Russia promotes a misleading video accusing Ukraine of using mannequins as casualties
Rossiya 24 airs false video accusing Ukraine of using mannequins to fake war casualties
Rossiya 24 broadcasted a video on April 7 accusing the Ukrainian military of using mannequins to stage war casualties. However, the video was taken in Russia on a TV series set. The video was shown on the streaming platform of the state-owned All-Russia State Television and Radio Broadcasting Company. The segment includes a watermark for the Russian pro-Kremlin Telegram channel U_G_M. Russian journalist Roman Super contacted Rossiya 24 requesting details about their report. He received a response stating that the channel director and editorial team did not “know that this was not Ukraine” and the video was “brought” to them.
- A fake BBC News report is being shared on pro-Kremlin Telegram channels. The BBC confirmed the video is fake. The video in question falsely asserts that a missile’s serial number proves Ukraine shelled the Kramatorsk train station on April 8. Ukrainian fact-checking organization StopFake debunked this narrative on April 10.
- The situation in Mariupol continues to intensify as the Russian military increases pressure on the city’s remaining defenders. On April 12, a number of Ukrainian marines released a farewell video as they were running out of food and ammo. Pro-Kremlin social media accounts also disseminated videos of Ukrainian soldiers surrendering, claiming they depict Ukrainian forces captured in Mariupol.

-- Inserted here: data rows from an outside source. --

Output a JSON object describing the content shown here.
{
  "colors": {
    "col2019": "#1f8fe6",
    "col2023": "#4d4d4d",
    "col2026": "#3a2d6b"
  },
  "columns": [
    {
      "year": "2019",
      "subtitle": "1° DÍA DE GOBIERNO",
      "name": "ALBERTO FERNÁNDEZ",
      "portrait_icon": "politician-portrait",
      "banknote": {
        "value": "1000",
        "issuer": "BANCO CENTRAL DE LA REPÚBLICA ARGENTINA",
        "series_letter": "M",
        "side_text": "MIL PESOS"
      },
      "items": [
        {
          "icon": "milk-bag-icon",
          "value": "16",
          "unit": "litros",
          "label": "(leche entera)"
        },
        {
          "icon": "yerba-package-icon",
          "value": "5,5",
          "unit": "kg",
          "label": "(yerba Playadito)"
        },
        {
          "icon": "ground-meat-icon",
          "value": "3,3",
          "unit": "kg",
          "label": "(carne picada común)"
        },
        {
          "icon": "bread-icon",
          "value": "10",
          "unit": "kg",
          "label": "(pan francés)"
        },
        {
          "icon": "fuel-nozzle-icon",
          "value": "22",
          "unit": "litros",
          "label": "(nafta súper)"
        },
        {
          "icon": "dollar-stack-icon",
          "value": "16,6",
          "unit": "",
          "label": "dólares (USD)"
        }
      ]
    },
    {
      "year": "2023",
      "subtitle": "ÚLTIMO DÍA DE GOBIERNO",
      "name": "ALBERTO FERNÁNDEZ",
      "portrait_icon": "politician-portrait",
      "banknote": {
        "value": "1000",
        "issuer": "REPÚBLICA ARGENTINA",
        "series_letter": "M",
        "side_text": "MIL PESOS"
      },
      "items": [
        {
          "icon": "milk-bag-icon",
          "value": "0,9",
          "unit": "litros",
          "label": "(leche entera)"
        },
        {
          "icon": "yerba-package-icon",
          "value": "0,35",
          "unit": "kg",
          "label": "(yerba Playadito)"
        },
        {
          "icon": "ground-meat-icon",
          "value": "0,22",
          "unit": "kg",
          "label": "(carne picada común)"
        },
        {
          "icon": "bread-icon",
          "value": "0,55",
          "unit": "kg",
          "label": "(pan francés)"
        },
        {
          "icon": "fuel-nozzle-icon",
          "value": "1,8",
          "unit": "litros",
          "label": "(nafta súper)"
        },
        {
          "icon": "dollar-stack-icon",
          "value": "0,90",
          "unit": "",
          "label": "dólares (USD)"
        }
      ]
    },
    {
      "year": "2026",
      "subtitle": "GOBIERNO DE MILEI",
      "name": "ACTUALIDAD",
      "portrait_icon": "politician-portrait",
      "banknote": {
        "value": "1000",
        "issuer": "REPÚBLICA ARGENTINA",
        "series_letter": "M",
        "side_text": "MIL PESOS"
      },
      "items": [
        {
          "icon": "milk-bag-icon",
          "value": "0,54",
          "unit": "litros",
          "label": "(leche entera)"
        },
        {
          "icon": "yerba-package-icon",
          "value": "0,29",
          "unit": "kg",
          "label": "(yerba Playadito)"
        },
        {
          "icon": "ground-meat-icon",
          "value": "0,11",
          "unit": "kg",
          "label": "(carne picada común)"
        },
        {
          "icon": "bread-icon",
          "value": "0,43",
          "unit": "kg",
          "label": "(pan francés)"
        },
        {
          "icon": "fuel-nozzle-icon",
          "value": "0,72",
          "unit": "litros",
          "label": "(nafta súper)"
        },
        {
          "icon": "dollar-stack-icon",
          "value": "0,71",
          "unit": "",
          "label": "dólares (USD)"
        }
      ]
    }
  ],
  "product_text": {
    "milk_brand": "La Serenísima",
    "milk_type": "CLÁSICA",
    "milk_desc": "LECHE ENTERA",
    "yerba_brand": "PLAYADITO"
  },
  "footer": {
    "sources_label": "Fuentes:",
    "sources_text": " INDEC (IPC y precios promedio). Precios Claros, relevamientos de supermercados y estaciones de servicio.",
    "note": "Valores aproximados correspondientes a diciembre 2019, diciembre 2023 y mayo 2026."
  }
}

The actual number of POWs remains unknown, however, and Kremlin sources may be exaggerating statistics.
- Russian State Duma member Alexey Chernyak plans to propose a draft law that would ban access to YouTube in Russia for ten years. This comes after YouTube blocked the Russian parliament channel Duma TV for violating the video platform’s terms of service.

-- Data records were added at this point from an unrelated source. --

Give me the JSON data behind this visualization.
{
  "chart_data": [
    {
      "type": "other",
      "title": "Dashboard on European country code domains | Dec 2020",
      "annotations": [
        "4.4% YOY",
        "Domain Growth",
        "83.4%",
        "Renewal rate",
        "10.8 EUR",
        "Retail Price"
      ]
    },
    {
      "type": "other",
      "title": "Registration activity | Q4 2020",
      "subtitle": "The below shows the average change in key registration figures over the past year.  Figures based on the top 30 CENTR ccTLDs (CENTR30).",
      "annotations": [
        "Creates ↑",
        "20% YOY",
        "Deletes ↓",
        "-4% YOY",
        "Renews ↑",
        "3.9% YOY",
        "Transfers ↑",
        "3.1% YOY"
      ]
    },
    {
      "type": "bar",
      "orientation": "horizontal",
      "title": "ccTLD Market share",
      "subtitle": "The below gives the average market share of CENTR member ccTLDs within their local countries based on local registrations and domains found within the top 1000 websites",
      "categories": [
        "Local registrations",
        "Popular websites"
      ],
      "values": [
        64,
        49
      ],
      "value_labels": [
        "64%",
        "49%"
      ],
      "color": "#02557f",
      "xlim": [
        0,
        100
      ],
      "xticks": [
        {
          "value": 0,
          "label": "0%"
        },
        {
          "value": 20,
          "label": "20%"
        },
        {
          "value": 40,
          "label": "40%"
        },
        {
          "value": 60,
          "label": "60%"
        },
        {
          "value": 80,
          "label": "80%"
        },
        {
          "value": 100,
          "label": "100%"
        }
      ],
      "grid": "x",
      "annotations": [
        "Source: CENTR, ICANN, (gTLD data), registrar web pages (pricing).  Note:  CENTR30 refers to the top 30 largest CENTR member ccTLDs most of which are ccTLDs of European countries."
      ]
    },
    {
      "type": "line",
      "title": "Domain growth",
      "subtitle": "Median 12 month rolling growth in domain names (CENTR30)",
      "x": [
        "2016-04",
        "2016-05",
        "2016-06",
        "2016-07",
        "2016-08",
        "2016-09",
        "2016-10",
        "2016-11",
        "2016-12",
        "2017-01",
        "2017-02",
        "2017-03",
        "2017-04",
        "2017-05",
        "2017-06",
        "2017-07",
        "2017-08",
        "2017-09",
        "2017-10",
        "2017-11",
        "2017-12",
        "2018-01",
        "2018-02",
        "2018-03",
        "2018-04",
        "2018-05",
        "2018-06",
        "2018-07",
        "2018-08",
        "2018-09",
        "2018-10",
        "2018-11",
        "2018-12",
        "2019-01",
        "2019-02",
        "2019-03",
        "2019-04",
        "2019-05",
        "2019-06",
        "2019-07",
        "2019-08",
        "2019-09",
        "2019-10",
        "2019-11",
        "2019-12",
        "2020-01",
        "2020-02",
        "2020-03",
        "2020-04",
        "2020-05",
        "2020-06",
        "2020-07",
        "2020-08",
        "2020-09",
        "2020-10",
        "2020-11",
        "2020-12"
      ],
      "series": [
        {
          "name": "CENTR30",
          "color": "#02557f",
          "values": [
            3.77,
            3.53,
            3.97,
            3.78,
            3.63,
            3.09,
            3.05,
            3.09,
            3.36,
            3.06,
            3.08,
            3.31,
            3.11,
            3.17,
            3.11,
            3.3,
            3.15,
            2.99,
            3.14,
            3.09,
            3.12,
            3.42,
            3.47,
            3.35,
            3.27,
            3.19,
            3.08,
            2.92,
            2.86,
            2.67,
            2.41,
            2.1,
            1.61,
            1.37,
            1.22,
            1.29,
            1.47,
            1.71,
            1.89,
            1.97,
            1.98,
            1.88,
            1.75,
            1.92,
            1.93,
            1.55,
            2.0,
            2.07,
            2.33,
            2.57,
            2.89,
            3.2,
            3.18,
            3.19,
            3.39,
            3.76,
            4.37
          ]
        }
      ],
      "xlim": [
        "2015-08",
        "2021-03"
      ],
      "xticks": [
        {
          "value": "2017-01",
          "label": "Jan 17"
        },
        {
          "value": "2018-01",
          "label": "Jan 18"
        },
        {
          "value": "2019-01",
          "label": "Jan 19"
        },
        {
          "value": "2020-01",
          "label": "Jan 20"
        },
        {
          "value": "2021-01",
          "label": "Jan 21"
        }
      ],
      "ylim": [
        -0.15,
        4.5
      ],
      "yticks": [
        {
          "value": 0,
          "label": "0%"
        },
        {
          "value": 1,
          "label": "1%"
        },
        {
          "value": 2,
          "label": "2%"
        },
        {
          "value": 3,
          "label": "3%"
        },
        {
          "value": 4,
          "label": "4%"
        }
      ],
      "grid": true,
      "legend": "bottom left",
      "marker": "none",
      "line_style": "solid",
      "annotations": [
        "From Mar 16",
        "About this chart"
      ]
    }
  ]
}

- Roskomnadzor accused Google of “a violation of an extremist nature,” demanding the organization take immediate measures to remove “threats against Russian users.” Russia’s communications regulator claimed that when internet users entered the phrase “dear Russians” into Google Translate, the service offered to replace it with a translation of the phrase “dead Russians” instead.
- As social media platforms move to restrict access to Russian state-affiliated channels, the Kremlin has announced the creation of a new Telegram channel, “Kremlin News”.